Segundo estimativa do Ministério da Saúde, 12 milhões de pessoas têm diabetes em todo Brasil, e estima-se que 7% da população mundial são afetados pela doença, caracterizada pela deficiência na produção ou ação da insulina, o que provoca o aumento do nível de açúcar no sangue. Por isso foi criado o Dia Nacional do Diabetes, comemorado em 26 de junho, para alertar a população sobre a doença e suas consequências.

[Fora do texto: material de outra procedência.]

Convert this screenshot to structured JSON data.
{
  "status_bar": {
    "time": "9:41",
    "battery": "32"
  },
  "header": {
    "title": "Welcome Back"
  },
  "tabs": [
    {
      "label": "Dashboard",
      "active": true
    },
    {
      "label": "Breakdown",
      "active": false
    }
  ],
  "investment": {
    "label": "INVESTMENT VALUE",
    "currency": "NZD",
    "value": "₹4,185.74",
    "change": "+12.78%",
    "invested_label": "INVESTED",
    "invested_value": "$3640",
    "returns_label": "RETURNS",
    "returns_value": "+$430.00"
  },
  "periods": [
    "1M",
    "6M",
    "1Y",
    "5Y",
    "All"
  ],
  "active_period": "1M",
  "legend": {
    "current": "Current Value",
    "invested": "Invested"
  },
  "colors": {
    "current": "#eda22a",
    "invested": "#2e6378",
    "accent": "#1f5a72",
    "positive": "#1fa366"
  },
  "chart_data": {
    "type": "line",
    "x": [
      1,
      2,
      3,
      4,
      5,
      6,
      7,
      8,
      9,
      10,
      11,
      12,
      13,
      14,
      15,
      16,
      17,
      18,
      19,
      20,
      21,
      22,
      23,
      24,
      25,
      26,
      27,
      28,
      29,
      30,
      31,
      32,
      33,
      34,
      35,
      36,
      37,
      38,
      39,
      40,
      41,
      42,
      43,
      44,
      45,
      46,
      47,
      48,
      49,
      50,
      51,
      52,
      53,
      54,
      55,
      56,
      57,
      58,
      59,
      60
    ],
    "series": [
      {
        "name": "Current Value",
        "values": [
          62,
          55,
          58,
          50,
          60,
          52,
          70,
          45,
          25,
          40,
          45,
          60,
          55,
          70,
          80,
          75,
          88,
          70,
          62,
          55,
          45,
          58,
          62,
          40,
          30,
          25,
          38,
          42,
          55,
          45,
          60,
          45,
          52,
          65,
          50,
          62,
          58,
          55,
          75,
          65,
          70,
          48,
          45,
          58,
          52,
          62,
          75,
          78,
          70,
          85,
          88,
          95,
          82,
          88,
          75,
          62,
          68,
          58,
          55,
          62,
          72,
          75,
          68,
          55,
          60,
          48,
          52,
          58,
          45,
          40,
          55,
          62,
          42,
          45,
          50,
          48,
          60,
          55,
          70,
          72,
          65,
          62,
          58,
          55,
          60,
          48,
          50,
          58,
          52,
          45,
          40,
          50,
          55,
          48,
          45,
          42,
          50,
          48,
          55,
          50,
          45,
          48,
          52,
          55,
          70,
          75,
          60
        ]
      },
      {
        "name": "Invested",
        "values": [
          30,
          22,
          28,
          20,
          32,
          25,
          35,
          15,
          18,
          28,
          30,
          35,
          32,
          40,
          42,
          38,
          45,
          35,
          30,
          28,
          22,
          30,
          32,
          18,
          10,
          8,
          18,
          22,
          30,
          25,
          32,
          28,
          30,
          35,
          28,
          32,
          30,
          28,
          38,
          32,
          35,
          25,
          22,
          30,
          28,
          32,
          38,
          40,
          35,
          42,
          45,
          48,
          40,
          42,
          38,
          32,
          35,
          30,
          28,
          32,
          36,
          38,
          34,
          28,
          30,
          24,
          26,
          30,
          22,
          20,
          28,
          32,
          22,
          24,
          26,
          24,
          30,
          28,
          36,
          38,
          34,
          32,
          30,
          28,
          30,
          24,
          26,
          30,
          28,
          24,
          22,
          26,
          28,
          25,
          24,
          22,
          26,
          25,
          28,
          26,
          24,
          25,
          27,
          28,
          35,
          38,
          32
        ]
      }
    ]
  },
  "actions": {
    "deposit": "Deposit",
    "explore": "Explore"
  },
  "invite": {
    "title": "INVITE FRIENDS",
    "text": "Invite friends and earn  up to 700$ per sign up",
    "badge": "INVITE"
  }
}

Boa parte dos portadores não sabem que tem a doença, que é considerada uma doença silenciosa, porém, os problemas que ela acarreta são graves. O diabetes afeta e pode causar a perda da visão, prejudica o funcionamento dos rins e circulação do sangue. É uma das principais causas de derrame cerebral, ataque cardíaco, insuficiência renal e amputação de membros. Além de todos esses problemas graves, que já são bem conhecidos, aumenta a probabilidade de o paciente ter câncer.
Esta é a conclusão de um estudo chinês, divulgado em setembro de 2014, no Diabetologia, periódico da Associação Européia para o Estudo do Diabetes, que tem o apoio de diversas instituições internacionais de pesquisa sobre a doença. Os pesquisadores analisaram e compararam 16 pesquisas sobre diabetes (quatro da Ásia, 11 dos Estados Unidos e da Europa e uma da África), que envolveram a participação de quase 900 mil pessoas. A partir delas, pesquisadores da Sun Yat-sen University Cancer Center, em Guangzhou, relacionaram o risco da glicemia alta a vários tipos de câncer.
Segundo o estudo, o risco de desenvolver câncer mostrou-se 15% maior entre pré-diabéticos. Entre as pessoas pré-diabéticas com sobrepeso ou obesidade, o risco saltou para 22%. O tipo de câncer que tem o maior aumento no risco é o de fígado. Segundo o estudo, os pré-diabéticos ou diabéticos mostraram-se duas vezes mais propensos a desenvolver câncer de fígado.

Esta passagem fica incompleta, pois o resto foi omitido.